Thanks for the comment. That makes sense, since as you are saying, a base10 number can be expressed as a polynomial where x=10. Eg: 983 = 9x^2 + 8x + 3 aka [9, 8, 3]. Wondering how big the number has to be to make sense, and where this is used in practice.

Kubuxu · on July 1, 2024

FFT is used extensively in curve based zero-knowledge cryptography, not for the purpose of splitting a single large number into smaller ones, but to interpolate and evaluate very large polynomials (for example of the degree 2^27).

All of this happens in a field of an elliptic curve so the complexity reduction is greatly appreciated.

nickcw · on July 1, 2024

In libgmp I think the numbers have to be around 100,000 bits or 30,000 digits for FFT to be faster.

https://gmplib.org/manual/Multiplication-Algorithms

GMP has lots of other methods in between schoolbook multiplication and FFT multiplication. A nice one is Karatsuba multiplication which is very easy to understand and delivers O(n^1.58) rather than O(n^2) performance. Python uses this method for multiplying large numbers together

https://en.wikipedia.org/wiki/Karatsuba_algorithm

kurlberg · on July 1, 2024

There is a nice picture of the "best" for different ranges of sizes of numbers to be multiplied at

http://gmplib.org/devel/log.i7.1024.png

More context and explanation can be found at: http://gmplib.org/devel/

BTW, I like Bernstein's survey of different multiplication algorithms at

https://cr.yp.to/papers/m3.pdf

(there is a unifying theme about using ring isomorphisms to explain many of the "standard" routines.)
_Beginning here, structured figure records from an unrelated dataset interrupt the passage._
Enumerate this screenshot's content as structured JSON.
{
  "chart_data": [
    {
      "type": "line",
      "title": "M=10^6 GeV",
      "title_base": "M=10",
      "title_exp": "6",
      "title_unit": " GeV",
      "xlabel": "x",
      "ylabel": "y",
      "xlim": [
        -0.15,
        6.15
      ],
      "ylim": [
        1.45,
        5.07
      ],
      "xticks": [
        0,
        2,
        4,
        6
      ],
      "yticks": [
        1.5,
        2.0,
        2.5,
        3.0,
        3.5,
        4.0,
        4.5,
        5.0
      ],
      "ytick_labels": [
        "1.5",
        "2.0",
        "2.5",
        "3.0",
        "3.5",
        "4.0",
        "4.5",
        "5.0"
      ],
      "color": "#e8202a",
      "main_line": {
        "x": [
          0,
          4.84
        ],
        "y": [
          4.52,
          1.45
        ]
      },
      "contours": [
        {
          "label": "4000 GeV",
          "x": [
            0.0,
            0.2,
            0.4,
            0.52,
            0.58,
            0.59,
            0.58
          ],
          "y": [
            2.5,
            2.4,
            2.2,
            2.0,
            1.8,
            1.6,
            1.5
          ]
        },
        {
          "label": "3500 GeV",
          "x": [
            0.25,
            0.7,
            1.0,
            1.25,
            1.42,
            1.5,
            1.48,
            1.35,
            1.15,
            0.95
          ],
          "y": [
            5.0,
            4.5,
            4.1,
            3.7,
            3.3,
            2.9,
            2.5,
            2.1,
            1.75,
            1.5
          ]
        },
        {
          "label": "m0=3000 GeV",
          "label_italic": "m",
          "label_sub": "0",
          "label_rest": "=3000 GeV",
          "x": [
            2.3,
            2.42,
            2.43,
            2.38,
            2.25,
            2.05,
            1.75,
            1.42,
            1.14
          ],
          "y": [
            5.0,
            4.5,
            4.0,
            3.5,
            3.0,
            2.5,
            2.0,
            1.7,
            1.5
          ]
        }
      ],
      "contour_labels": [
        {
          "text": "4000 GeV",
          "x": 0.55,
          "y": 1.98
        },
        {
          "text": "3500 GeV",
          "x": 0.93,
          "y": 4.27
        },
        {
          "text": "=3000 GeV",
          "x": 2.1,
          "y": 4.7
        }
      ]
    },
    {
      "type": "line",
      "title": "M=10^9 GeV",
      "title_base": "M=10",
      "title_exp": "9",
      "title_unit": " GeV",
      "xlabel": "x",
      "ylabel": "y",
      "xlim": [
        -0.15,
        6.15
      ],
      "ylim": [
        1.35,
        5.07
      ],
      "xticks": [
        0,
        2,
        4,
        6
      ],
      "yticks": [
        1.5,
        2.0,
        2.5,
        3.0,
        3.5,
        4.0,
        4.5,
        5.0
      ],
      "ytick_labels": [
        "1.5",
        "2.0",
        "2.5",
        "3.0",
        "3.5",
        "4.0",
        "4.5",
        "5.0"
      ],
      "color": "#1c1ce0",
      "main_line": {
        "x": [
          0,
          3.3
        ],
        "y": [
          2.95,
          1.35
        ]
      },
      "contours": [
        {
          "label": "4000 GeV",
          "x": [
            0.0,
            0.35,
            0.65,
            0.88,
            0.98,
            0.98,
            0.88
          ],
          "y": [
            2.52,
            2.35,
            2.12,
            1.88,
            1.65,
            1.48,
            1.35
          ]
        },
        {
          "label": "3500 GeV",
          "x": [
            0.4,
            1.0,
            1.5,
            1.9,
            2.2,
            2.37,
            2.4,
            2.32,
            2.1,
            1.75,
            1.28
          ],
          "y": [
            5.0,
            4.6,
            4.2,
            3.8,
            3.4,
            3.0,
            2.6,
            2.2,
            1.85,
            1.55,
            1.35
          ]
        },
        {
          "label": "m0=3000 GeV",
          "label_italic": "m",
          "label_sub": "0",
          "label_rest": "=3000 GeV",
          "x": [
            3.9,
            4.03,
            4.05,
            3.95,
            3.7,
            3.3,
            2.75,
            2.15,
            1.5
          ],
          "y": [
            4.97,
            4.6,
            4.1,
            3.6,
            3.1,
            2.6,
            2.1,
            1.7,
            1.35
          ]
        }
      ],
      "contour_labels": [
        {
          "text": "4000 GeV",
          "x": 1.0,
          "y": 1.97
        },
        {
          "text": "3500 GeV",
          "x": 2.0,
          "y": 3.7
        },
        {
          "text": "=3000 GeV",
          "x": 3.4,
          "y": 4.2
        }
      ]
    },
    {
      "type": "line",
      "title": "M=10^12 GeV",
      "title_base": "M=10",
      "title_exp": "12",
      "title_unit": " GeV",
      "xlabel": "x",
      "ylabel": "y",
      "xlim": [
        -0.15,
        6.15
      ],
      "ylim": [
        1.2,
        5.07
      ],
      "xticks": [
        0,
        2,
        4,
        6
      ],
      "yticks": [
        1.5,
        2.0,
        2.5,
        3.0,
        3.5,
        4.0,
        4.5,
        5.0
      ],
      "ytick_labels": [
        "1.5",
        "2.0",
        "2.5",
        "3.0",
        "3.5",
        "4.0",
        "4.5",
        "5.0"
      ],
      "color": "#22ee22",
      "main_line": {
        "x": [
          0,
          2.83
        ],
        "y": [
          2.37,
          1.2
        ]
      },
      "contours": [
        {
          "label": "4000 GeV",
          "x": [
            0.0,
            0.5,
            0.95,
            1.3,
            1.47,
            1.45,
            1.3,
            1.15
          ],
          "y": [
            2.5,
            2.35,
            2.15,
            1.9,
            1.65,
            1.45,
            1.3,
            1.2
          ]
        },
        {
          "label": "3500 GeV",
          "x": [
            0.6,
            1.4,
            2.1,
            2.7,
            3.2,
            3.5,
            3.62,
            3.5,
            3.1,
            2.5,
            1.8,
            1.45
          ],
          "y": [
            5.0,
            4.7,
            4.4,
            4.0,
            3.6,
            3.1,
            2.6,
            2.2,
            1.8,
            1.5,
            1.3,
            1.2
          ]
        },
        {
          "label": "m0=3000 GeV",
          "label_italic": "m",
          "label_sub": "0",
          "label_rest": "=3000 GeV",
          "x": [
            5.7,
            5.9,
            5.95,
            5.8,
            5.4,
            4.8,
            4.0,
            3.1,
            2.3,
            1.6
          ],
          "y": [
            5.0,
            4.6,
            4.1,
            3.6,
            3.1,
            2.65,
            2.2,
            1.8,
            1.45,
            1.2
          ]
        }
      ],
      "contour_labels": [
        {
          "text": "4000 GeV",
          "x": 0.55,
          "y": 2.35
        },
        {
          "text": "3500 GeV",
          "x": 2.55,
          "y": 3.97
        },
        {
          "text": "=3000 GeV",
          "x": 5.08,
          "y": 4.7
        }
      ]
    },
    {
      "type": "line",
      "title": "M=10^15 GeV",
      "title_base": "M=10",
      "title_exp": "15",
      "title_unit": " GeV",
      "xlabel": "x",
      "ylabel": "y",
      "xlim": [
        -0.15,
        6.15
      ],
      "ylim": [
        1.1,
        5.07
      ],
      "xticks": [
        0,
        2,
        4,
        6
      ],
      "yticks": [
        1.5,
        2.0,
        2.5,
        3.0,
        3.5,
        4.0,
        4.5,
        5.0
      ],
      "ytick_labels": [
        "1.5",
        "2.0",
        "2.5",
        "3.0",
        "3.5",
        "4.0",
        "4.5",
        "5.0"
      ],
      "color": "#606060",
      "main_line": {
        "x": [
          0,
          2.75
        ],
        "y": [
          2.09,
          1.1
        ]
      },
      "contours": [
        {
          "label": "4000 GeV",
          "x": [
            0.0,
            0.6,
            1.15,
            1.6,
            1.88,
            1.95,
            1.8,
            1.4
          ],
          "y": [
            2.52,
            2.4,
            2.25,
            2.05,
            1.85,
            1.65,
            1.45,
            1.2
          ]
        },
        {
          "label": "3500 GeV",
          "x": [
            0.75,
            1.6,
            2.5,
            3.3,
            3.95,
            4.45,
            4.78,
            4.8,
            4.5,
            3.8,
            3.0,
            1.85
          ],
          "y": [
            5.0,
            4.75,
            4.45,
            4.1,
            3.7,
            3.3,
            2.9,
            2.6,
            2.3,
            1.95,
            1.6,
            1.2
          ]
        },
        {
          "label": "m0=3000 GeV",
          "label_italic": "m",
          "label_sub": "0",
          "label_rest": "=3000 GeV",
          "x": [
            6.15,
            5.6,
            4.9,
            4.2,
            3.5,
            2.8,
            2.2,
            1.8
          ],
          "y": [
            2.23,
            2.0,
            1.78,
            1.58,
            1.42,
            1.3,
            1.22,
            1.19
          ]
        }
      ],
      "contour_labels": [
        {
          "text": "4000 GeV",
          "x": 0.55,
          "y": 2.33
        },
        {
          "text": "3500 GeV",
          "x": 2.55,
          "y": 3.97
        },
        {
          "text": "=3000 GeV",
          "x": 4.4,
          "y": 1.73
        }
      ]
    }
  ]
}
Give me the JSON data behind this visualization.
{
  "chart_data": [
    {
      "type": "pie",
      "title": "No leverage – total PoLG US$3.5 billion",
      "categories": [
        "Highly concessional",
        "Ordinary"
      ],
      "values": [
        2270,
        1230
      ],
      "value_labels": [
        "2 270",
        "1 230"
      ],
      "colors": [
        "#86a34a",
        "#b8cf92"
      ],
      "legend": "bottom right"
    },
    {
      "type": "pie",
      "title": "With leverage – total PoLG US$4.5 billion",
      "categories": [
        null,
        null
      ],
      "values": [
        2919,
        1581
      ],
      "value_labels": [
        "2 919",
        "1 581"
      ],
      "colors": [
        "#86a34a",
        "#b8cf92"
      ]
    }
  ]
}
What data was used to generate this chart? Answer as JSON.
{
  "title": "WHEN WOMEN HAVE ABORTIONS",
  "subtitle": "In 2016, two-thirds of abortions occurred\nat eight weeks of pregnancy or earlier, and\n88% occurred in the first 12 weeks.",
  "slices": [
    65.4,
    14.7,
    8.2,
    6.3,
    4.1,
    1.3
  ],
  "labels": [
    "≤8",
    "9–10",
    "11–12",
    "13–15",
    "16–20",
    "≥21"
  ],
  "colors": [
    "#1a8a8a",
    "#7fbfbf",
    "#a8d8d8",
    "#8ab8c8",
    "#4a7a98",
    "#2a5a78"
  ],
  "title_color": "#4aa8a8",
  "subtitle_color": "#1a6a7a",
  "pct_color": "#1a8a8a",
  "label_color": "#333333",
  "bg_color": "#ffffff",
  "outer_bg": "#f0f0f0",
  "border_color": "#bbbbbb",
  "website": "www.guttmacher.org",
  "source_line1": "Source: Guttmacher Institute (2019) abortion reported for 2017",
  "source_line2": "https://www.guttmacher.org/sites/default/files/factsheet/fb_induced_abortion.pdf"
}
kurlberg · on July 1, 2024

PS: if you're interested in multiplying "ludicrously large numbers", Harvey and van der Hoeven had a nice breakthrough and got multiplication down to "FFT speed" (n*log(n)), see

https://hal.science/hal-02070778v2/document

A pop-sci description can be found at

https://theconversation.com/weve-found-a-quicker-way-to-mult...

pfdietz · on July 1, 2024

The Karatsuba algorithm idea can also be used for multiplication of polynomials.